On the other hand, in most every sense of everyday life,
Canada is indistinguishable from the US. Consumption follows US
patterns, for all that the Canadians like to chatter about their
commitment to environmental protection, and public transportation is
abysmal, outside of a few major cities. Geographically one hardly has
the sense of being separated from the US: From our rear window we can
see New York. For all that Canadian politicians occasionally like to
poke the US in the eye, one is always sensible of the fact that Canada
exists only by sufferance of its powerful southern neighbour.

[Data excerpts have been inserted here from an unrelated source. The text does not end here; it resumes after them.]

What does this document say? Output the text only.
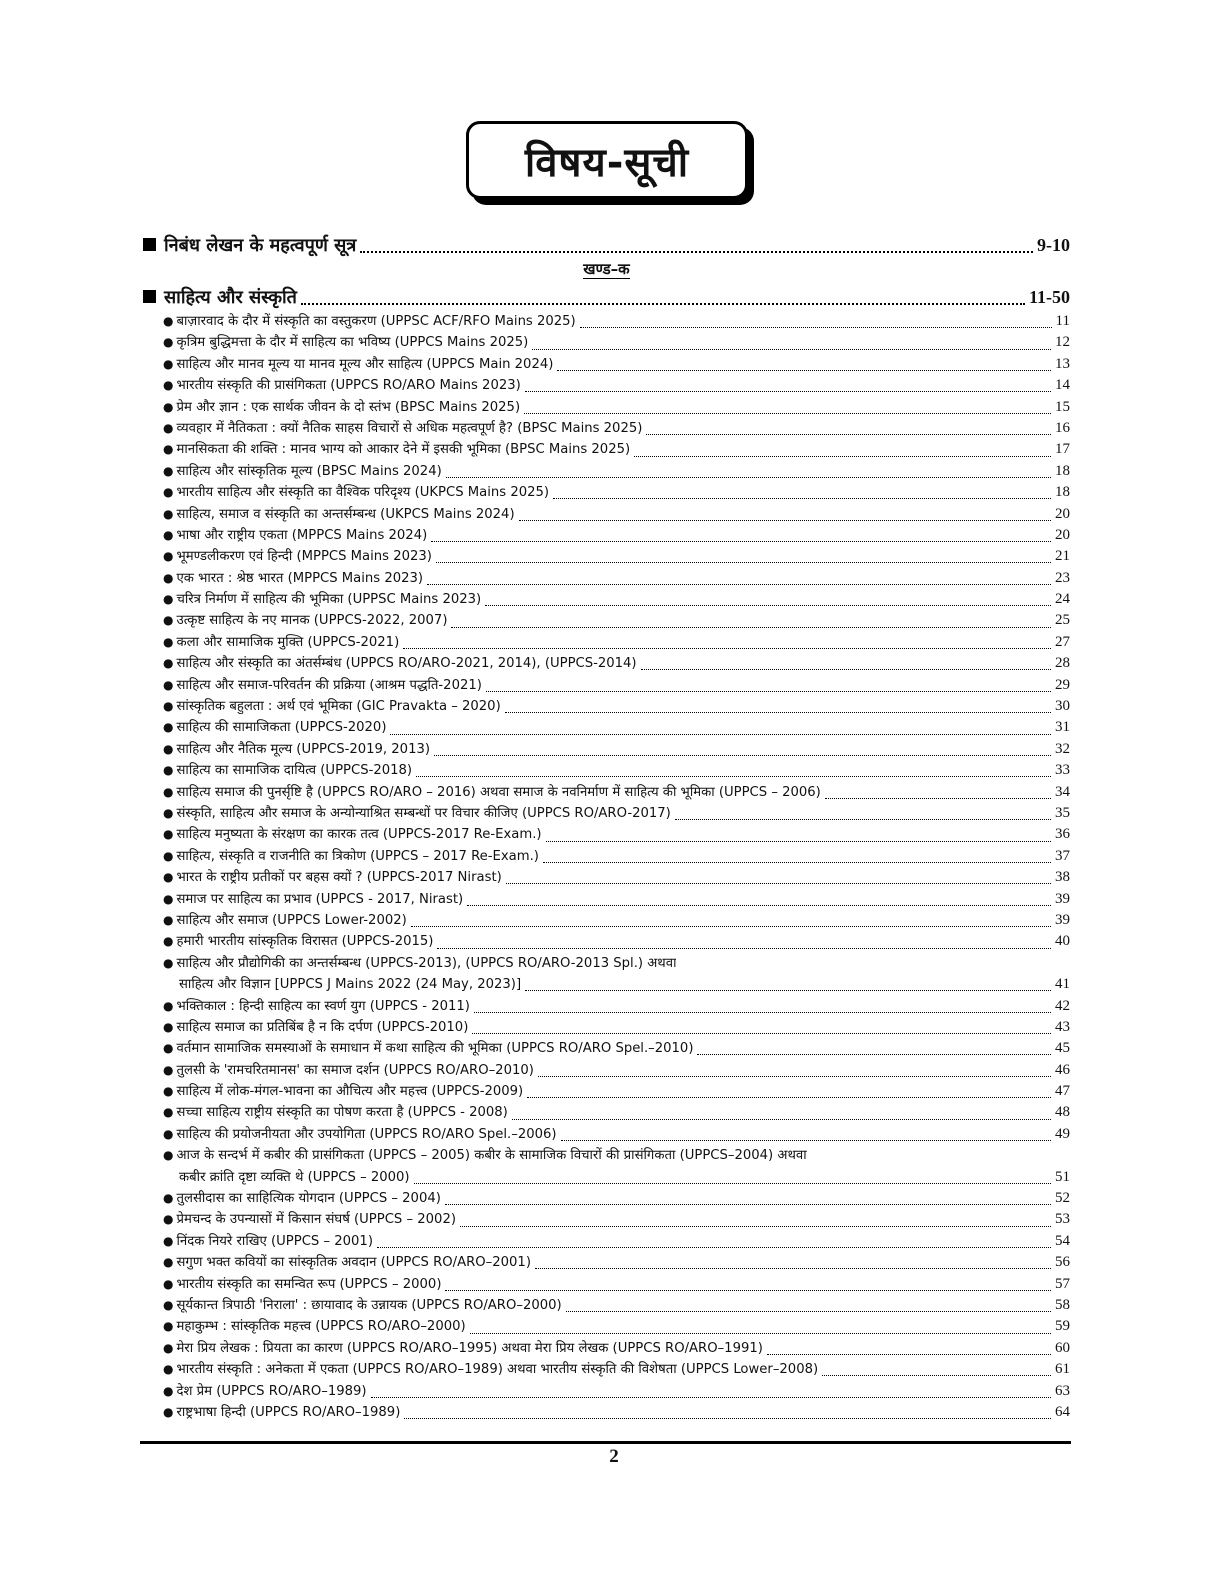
विषय-सूची
निबंध लेखन के महत्वपूर्ण सूत्र	9-10
खण्ड–क
साहित्य और संस्कृति	11-50
● बाज़ारवाद के दौर में संस्कृति का वस्तुकरण (UPPSC ACF/RFO Mains 2025)	11
● कृत्रिम बुद्धिमत्ता के दौर में साहित्य का भविष्य (UPPCS Mains 2025)	12
● साहित्य और मानव मूल्य या मानव मूल्य और साहित्य (UPPCS Main 2024)	13
● भारतीय संस्कृति की प्रासंगिकता (UPPCS RO/ARO Mains 2023)	14
● प्रेम और ज्ञान : एक सार्थक जीवन के दो स्तंभ (BPSC Mains 2025)	15
● व्यवहार में नैतिकता : क्यों नैतिक साहस विचारों से अधिक महत्वपूर्ण है? (BPSC Mains 2025)	16
● मानसिकता की शक्ति : मानव भाग्य को आकार देने में इसकी भूमिका (BPSC Mains 2025)	17
● साहित्य और सांस्कृतिक मूल्य (BPSC Mains 2024)	18
● भारतीय साहित्य और संस्कृति का वैश्विक परिदृश्य (UKPCS Mains 2025)	18
● साहित्य, समाज व संस्कृति का अन्तर्सम्बन्ध (UKPCS Mains 2024)	20
● भाषा और राष्ट्रीय एकता (MPPCS Mains 2024)	20
● भूमण्डलीकरण एवं हिन्दी (MPPCS Mains 2023)	21
● एक भारत : श्रेष्ठ भारत (MPPCS Mains 2023)	23
● चरित्र निर्माण में साहित्य की भूमिका (UPPSC Mains 2023)	24
● उत्कृष्ट साहित्य के नए मानक (UPPCS-2022, 2007)	25
● कला और सामाजिक मुक्ति (UPPCS-2021)	27
● साहित्य और संस्कृति का अंतर्सम्बंध (UPPCS RO/ARO-2021, 2014), (UPPCS-2014)	28
● साहित्य और समाज-परिवर्तन की प्रक्रिया (आश्रम पद्धति-2021)	29
● सांस्कृतिक बहुलता : अर्थ एवं भूमिका (GIC Pravakta – 2020)	30
● साहित्य की सामाजिकता (UPPCS-2020)	31
● साहित्य और नैतिक मूल्य (UPPCS-2019, 2013)	32
● साहित्य का सामाजिक दायित्व (UPPCS-2018)	33
● साहित्य समाज की पुनर्सृष्टि है (UPPCS RO/ARO – 2016) अथवा समाज के नवनिर्माण में साहित्य की भूमिका (UPPCS – 2006)	34
● संस्कृति, साहित्य और समाज के अन्योन्याश्रित सम्बन्धों पर विचार कीजिए (UPPCS RO/ARO-2017)	35
● साहित्य मनुष्यता के संरक्षण का कारक तत्व (UPPCS-2017 Re-Exam.)	36
● साहित्य, संस्कृति व राजनीति का त्रिकोण (UPPCS – 2017 Re-Exam.)	37
● भारत के राष्ट्रीय प्रतीकों पर बहस क्यों ? (UPPCS-2017 Nirast)	38
● समाज पर साहित्य का प्रभाव (UPPCS - 2017, Nirast)	39
● साहित्य और समाज (UPPCS Lower-2002)	39
● हमारी भारतीय सांस्कृतिक विरासत (UPPCS-2015)	40
● साहित्य और प्रौद्योगिकी का अन्तर्सम्बन्ध (UPPCS-2013), (UPPCS RO/ARO-2013 Spl.) अथवा
साहित्य और विज्ञान [UPPCS J Mains 2022 (24 May, 2023)]	41
● भक्तिकाल : हिन्दी साहित्य का स्वर्ण युग (UPPCS - 2011)	42
● साहित्य समाज का प्रतिबिंब है न कि दर्पण (UPPCS-2010)	43
● वर्तमान सामाजिक समस्याओं के समाधान में कथा साहित्य की भूमिका (UPPCS RO/ARO Spel.–2010)	45
● तुलसी के 'रामचरितमानस' का समाज दर्शन (UPPCS RO/ARO–2010)	46
● साहित्य में लोक-मंगल-भावना का औचित्य और महत्त्व (UPPCS-2009)	47
● सच्चा साहित्य राष्ट्रीय संस्कृति का पोषण करता है (UPPCS - 2008)	48
● साहित्य की प्रयोजनीयता और उपयोगिता (UPPCS RO/ARO Spel.–2006)	49
● आज के सन्दर्भ में कबीर की प्रासंगिकता (UPPCS – 2005) कबीर के सामाजिक विचारों की प्रासंगिकता (UPPCS–2004) अथवा
कबीर क्रांति दृष्टा व्यक्ति थे (UPPCS – 2000)	51
● तुलसीदास का साहित्यिक योगदान (UPPCS – 2004)	52
● प्रेमचन्द के उपन्यासों में किसान संघर्ष (UPPCS – 2002)	53
● निंदक नियरे राखिए (UPPCS – 2001)	54
● सगुण भक्त कवियों का सांस्कृतिक अवदान (UPPCS RO/ARO–2001)	56
● भारतीय संस्कृति का समन्वित रूप (UPPCS – 2000)	57
● सूर्यकान्त त्रिपाठी 'निराला' : छायावाद के उन्नायक (UPPCS RO/ARO–2000)	58
● महाकुम्भ : सांस्कृतिक महत्त्व (UPPCS RO/ARO–2000)	59
● मेरा प्रिय लेखक : प्रियता का कारण (UPPCS RO/ARO–1995) अथवा मेरा प्रिय लेखक (UPPCS RO/ARO–1991)	60
● भारतीय संस्कृति : अनेकता में एकता (UPPCS RO/ARO–1989) अथवा भारतीय संस्कृति की विशेषता (UPPCS Lower–2008)	61
● देश प्रेम (UPPCS RO/ARO–1989)	63
● राष्ट्रभाषा हिन्दी (UPPCS RO/ARO–1989)	64
2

Britain is a good deal closer to Europe -- so close, that some would even call it a part of Europe. It shares with the US both a language and a commitment to monolingualism, not to mention an abiding faith that the first step toward making the world new is blowing up the old. On the other hand, for all its grumbling, the UK has accepted the compromises and the benefits of limiting its sovereignty by binding itself to the European Union. It has a National Health System (highly regarded for the equity of care it provides, though not quite at the top in international comparisons for the overall level of care provided, particularly as regards intensive technological care), committed to equality of access above all, a complete ban on handguns (and low violent crime rates, despite the moral panic that settles on the country every time two people are killed in the same city in the same year, provoking the tabloids to invent a nickname for the city involving some variant of gun or shoot), and public transportation that actually functions, albeit only in good weather and at a price that can seem shocking.
So, we're off to Oxford, home of the oldest university in the English-speaking world. I will be a University Lecturer in the Department of Statistics and tutorial fellow in Worcester College. Julia will be Lecturer in statistics at the University of Warwick. Chaya will be in Year 1 at St. Barnabas School. We'll see how it goes.